Abstract

In this work, doubly physically crosslinked hydrogels were synthesized, based on poly(N-isopropylacrylamide) containing 10 mol% of methacrylate co-monomer, in which nano-platelets of hectorite clay acted as the primary strong physical crosslinker, and trivalent cations La3+, Fe3+, and Al3+ as an additional dynamic one. Due to their excellent mechanical and tensile properties, such gels might be of interest as advanced structural materials for soft robotics. Of especial scientific interest was the comparison of the seemingly similar trivalent cations embedded in analogous gels, where their different bonding to carboxylate made dramatic differences concerning the material properties: La3+—purely electrostatic and highly dynamic bonding, Fe3+—with tendency to coordination-covalent-, and Al3+—with a rather covalent bonding.
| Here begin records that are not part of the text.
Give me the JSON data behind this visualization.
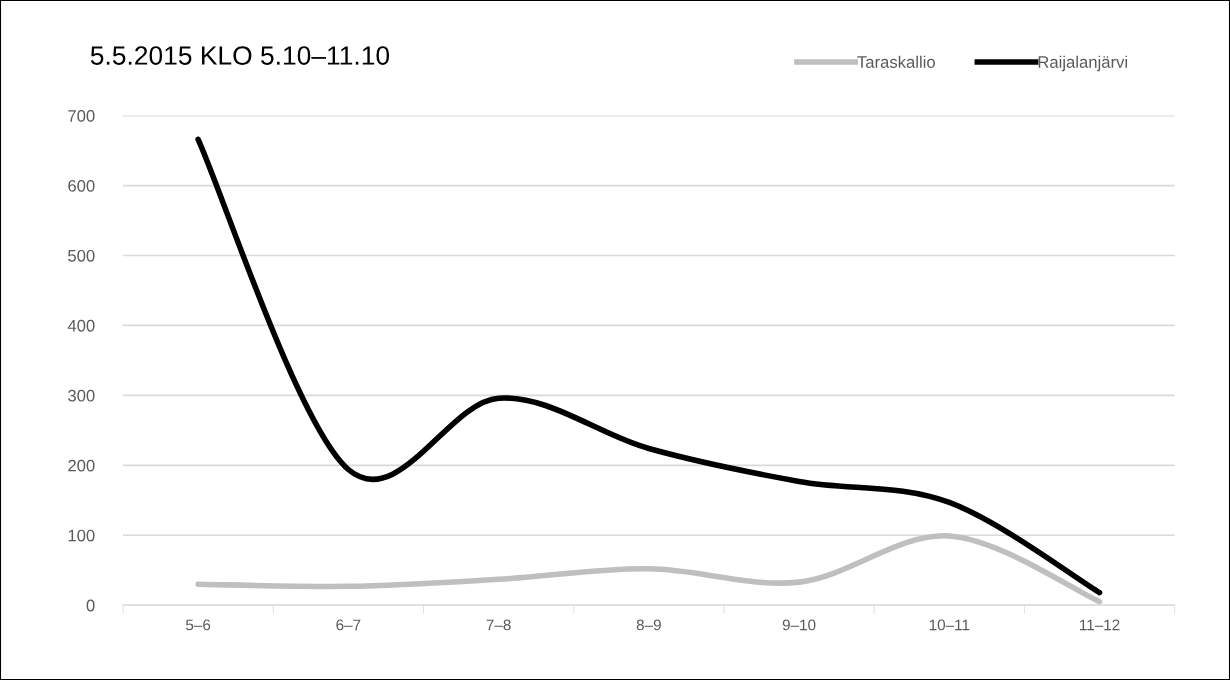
{
  "chart_data": {
    "type": "line",
    "title": "5.5.2015 KLO 5.10–11.10",
    "categories": [
      "5–6",
      "6–7",
      "7–8",
      "8–9",
      "9–10",
      "10–11",
      "11–12"
    ],
    "series": [
      {
        "name": "Taraskallio",
        "color": "#bfbfbf",
        "values": [
          30,
          27,
          37,
          52,
          33,
          99,
          5
        ]
      },
      {
        "name": "Raijalanjärvi",
        "color": "#000000",
        "values": [
          666,
          194,
          296,
          224,
          177,
          147,
          18
        ]
      }
    ],
    "ylim": [
      0,
      700
    ],
    "yticks": [
      0,
      100,
      200,
      300,
      400,
      500,
      600,
      700
    ],
    "grid": "y",
    "legend": "top right",
    "line_style": "solid",
    "marker": "none"
  }
}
The cations incorporated into the hydrogels caused a marked, or even very strong improvement of tensile toughness, which in case of La3+ occurred without reducing the extensibility. All the cations expectedly raised the modulus: the effect was most pronounced with Al3+, which tends to covalent bonding. Most importantly, all the cations improved the kinetics of internal self-healing (self-recovery) of the gels, which was fastest with the dynamically (purely electrostatically) bonding La3+ (complete recovery of properties in 1 h). All the cations were incorporated via impregnation of precursor gels. An original synthesis aspect was, that the impregnation was conducted for a brief period of time, which was found necessary to achieve maximum modulus (the modulus dropped again at longer times). In this way, a non-stoichiometric (usually sub-stoichiometric) amount was incorporated, which made a subsequent extraction of cation excess unnecessary. Additionally, the non-stoichiometry helped the self-healing (network reorganization), which was most striking in case of the rather covalently bonding Al-impregnated gel.